The beats are another lost generation, a pale imitation of The Lost Generation.  I much prefer the struggles and character of those in the novels by Hemingway, Fitzgerald and Steinbeck over those portrayed by Kerouac.  The story and the writing style are a place in time, not to be repeated.  Echoes of the fringe of a generation that came to believe their struggles and insight was unique, but instead I come to see them as just another lost generation.  It was an interesting read, I would recommend it for the experience if not for the literary style.

A side note: I read the Penguin Classic version of the book.  There is an interesting forward by Proffessor Ann Charters, a Beat scholar.  I recommend you skip the forward and read the book without it.  Instead read it as a post script.  This book was not written to be analyzed before it was read, it was written to be experienced.


  1. Thanks for this unbiased review, I certainly need to get around to reading this novel too.

  2. I read this a few years ago, and quickly followed it up with another 5 or 6 of his books.. However as time goes on the characters in " On the road " begin to devolve into horrendous creatures of depravity.

    " Old Bull Lee " is William S. Burroughs, Junkie, Pedorast, Murderer who fled justice by skipping out to Morroco where the Smack was cheap and so were the little boys.

    Dean Morriarity aka Neal Cassidiy wound up going Further with Ken Kesey.

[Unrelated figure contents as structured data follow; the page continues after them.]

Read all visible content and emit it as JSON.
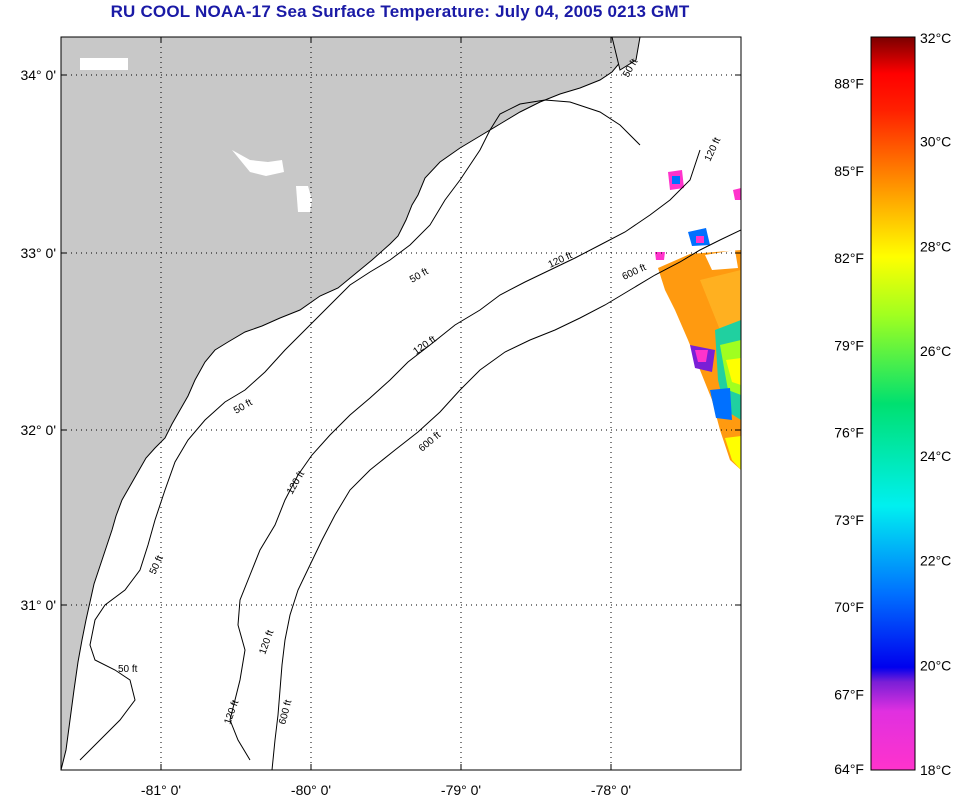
{
  "title": "RU COOL  NOAA-17  Sea Surface Temperature:  July 04, 2005 0213 GMT",
  "map": {
    "lat_labels": [
      "34° 0'",
      "33° 0'",
      "32° 0'",
      "31° 0'"
    ],
    "lon_labels": [
      "-81° 0'",
      "-80° 0'",
      "-79° 0'",
      "-78° 0'"
    ],
    "contour_labels": [
      {
        "text": "50 ft",
        "depth_ft": 50
      },
      {
        "text": "120 ft",
        "depth_ft": 120
      },
      {
        "text": "600 ft",
        "depth_ft": 600
      }
    ],
    "colors": {
      "land": "#c8c8c8",
      "ocean": "#ffffff",
      "grid": "#000000"
    }
  },
  "colorbar": {
    "celsius_labels": [
      "32°C",
      "30°C",
      "28°C",
      "26°C",
      "24°C",
      "22°C",
      "20°C",
      "18°C"
    ],
    "fahrenheit_labels": [
      "88°F",
      "85°F",
      "82°F",
      "79°F",
      "76°F",
      "73°F",
      "70°F",
      "67°F",
      "64°F"
    ],
    "min_c": 18,
    "max_c": 32,
    "gradient_colors": [
      "#ff33cc",
      "#7a1fd6",
      "#0000ee",
      "#0070ff",
      "#00f0f0",
      "#00e070",
      "#a0ff20",
      "#ffff00",
      "#ff9000",
      "#ff2000",
      "#ff0000",
      "#7a0000"
    ]
  }
}
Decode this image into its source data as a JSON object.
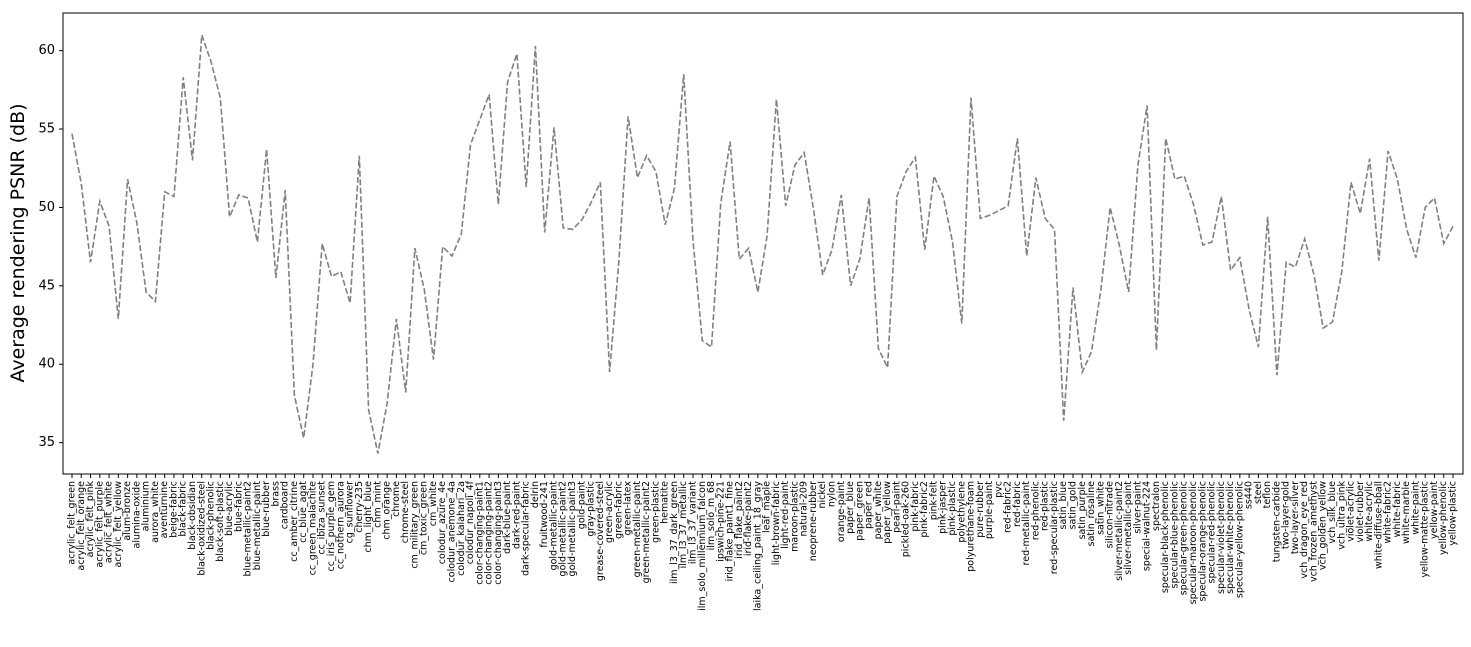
{
  "chart_data": {
    "type": "line",
    "ylabel": "Average rendering PSNR (dB)",
    "color": "#808080",
    "line_style": "dashed",
    "ylim": [
      33.0,
      62.4
    ],
    "yticks": [
      35,
      40,
      45,
      50,
      55,
      60
    ],
    "categories": [
      "acrylic_felt_green",
      "acrylic_felt_orange",
      "acrylic_felt_pink",
      "acrylic_felt_purple",
      "acrylic_felt_white",
      "acrylic_felt_yellow",
      "alum-bronze",
      "alumina-oxide",
      "aluminium",
      "aurora_white",
      "aventurnine",
      "beige-fabric",
      "black-fabric",
      "black-obsidian",
      "black-oxidized-steel",
      "black-phenolic",
      "black-soft-plastic",
      "blue-acrylic",
      "blue-fabric",
      "blue-metallic-paint2",
      "blue-metallic-paint",
      "blue-rubber",
      "brass",
      "cardboard",
      "cc_amber_citrine",
      "cc_blue_agat",
      "cc_green_malachite",
      "cc_ibiza_sunset",
      "cc_iris_purple_gem",
      "cc_nothern_aurora",
      "cg_sunflower",
      "cherry-235",
      "chm_light_blue",
      "chm_mint",
      "chm_orange",
      "chrome",
      "chrome-steel",
      "cm_military_green",
      "cm_toxic_green",
      "cm_white",
      "colodur_azure_4e",
      "colodur_anemone_4a",
      "colodur_kalahari_2a",
      "colodur_napoli_4f",
      "color-changing-paint1",
      "color-changing-paint2",
      "color-changing-paint3",
      "dark-blue-paint",
      "dark-red-paint",
      "dark-specular-fabric",
      "delrin",
      "fruitwood-241",
      "gold-metallic-paint",
      "gold-metallic-paint2",
      "gold-metallic-paint3",
      "gold-paint",
      "gray-plastic",
      "grease-covered-steel",
      "green-acrylic",
      "green-fabric",
      "green-latex",
      "green-metallic-paint",
      "green-metallic-paint2",
      "green-plastic",
      "hematite",
      "ilm_l3_37_dark_green",
      "ilm_l3_37_metallic",
      "ilm_l3_37_variant",
      "ilm_solo_millennium_falcon",
      "ilm_solo_m_68",
      "ipswich-pine-221",
      "irid_flake_paint1_fine",
      "irid_flake_paint2",
      "irid-flake-paint2",
      "laika_ceiling_paint_18_gray",
      "leaf_maple",
      "light-brown-fabric",
      "light-red-paint",
      "maroon-plastic",
      "natural-209",
      "neoprene-rubber",
      "nickel",
      "nylon",
      "orange-paint",
      "paper_blue",
      "paper_green",
      "paper_red",
      "paper_white",
      "paper_yellow",
      "pearl-paint",
      "pickled-oak-260",
      "pink-fabric",
      "pink-fabric2",
      "pink-felt",
      "pink-jasper",
      "pink-plastic",
      "polyethylene",
      "polyurethane-foam",
      "pure-rubber",
      "purple-paint",
      "pvc",
      "red-fabric2",
      "red-fabric",
      "red-metallic-paint",
      "red-phenolic",
      "red-plastic",
      "red-specular-plastic",
      "satin_blue",
      "satin_gold",
      "satin_purple",
      "satin_rosaline",
      "satin_white",
      "silicon-nitrade",
      "silver-metallic-paint2",
      "silver-metallic-paint",
      "silver-paint",
      "special-walnut-224",
      "spectralon",
      "specular-black-phenolic",
      "specular-blue-phenolic",
      "specular-green-phenolic",
      "specular-maroon-phenolic",
      "specular-orange-phenolic",
      "specular-red-phenolic",
      "specular-violet-phenolic",
      "specular-white-phenolic",
      "specular-yellow-phenolic",
      "ss440",
      "steel",
      "teflon",
      "tungsten-carbide",
      "two-layer-gold",
      "two-layer-silver",
      "vch_dragon_eye_red",
      "vch_frozen_amethyst",
      "vch_golden_yellow",
      "vch_silk_blue",
      "vch_ultra_pink",
      "violet-acrylic",
      "violet-rubber",
      "white-acrylic",
      "white-diffuse-bball",
      "white-fabric2",
      "white-fabric",
      "white-marble",
      "white-paint",
      "yellow-matte-plastic",
      "yellow-paint",
      "yellow-phenolic",
      "yellow-plastic"
    ],
    "values": [
      54.7,
      51.5,
      46.5,
      50.4,
      48.8,
      42.9,
      51.8,
      49.0,
      44.6,
      44.0,
      51.0,
      50.7,
      58.3,
      53.0,
      61.0,
      59.3,
      57.0,
      49.4,
      50.8,
      50.6,
      47.8,
      53.7,
      45.5,
      51.1,
      38.0,
      35.3,
      40.0,
      47.7,
      45.6,
      45.9,
      43.9,
      53.3,
      37.1,
      34.3,
      37.5,
      42.9,
      38.2,
      47.4,
      44.8,
      40.3,
      47.5,
      46.9,
      48.3,
      54.0,
      55.6,
      57.2,
      50.2,
      58.0,
      59.8,
      51.3,
      60.3,
      48.4,
      55.1,
      48.7,
      48.6,
      49.2,
      50.3,
      51.6,
      39.5,
      46.5,
      55.8,
      51.9,
      53.3,
      52.3,
      48.9,
      51.2,
      58.5,
      47.9,
      41.5,
      41.1,
      50.3,
      54.2,
      46.7,
      47.4,
      44.6,
      48.2,
      56.9,
      50.1,
      52.7,
      53.5,
      49.9,
      45.7,
      47.3,
      50.8,
      45.0,
      46.7,
      50.6,
      41.0,
      39.8,
      50.7,
      52.3,
      53.2,
      47.3,
      52.0,
      50.7,
      47.8,
      42.6,
      57.0,
      49.3,
      49.5,
      49.8,
      50.1,
      54.4,
      46.9,
      51.9,
      49.3,
      48.6,
      36.4,
      44.9,
      39.5,
      40.8,
      44.7,
      50.0,
      47.6,
      44.6,
      52.7,
      56.5,
      40.9,
      54.4,
      51.8,
      52.0,
      50.2,
      47.6,
      47.8,
      50.7,
      46.0,
      46.8,
      43.5,
      41.1,
      49.4,
      39.3,
      46.5,
      46.2,
      48.0,
      45.7,
      42.3,
      42.7,
      45.9,
      51.6,
      49.6,
      53.1,
      46.6,
      53.6,
      51.8,
      48.6,
      46.8,
      50.0,
      50.6,
      47.7,
      48.8
    ]
  }
}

Spending a large amount of time driving that infamous bus as is recounted in " Electric Kool-aid Acid Test"..

    Carlo Marx aka Alan Ginsberg was less depraved than Burroughs but only slightly so.

    The future versions of these men began to taint my ability to enjoy their rollicking adventures in Kerouac's early stories.

    In retrospect I really wish I'd stopped at just this book and not gone further down the rabbit hole.

  3. @ Lagomorph: the book really hints at that outcome. Ann Charters' forward also details the real names of the characters, which is another reason why I recommended reading it as a post script. I will not likely be using my limited reading time any time soon to move on to the other books.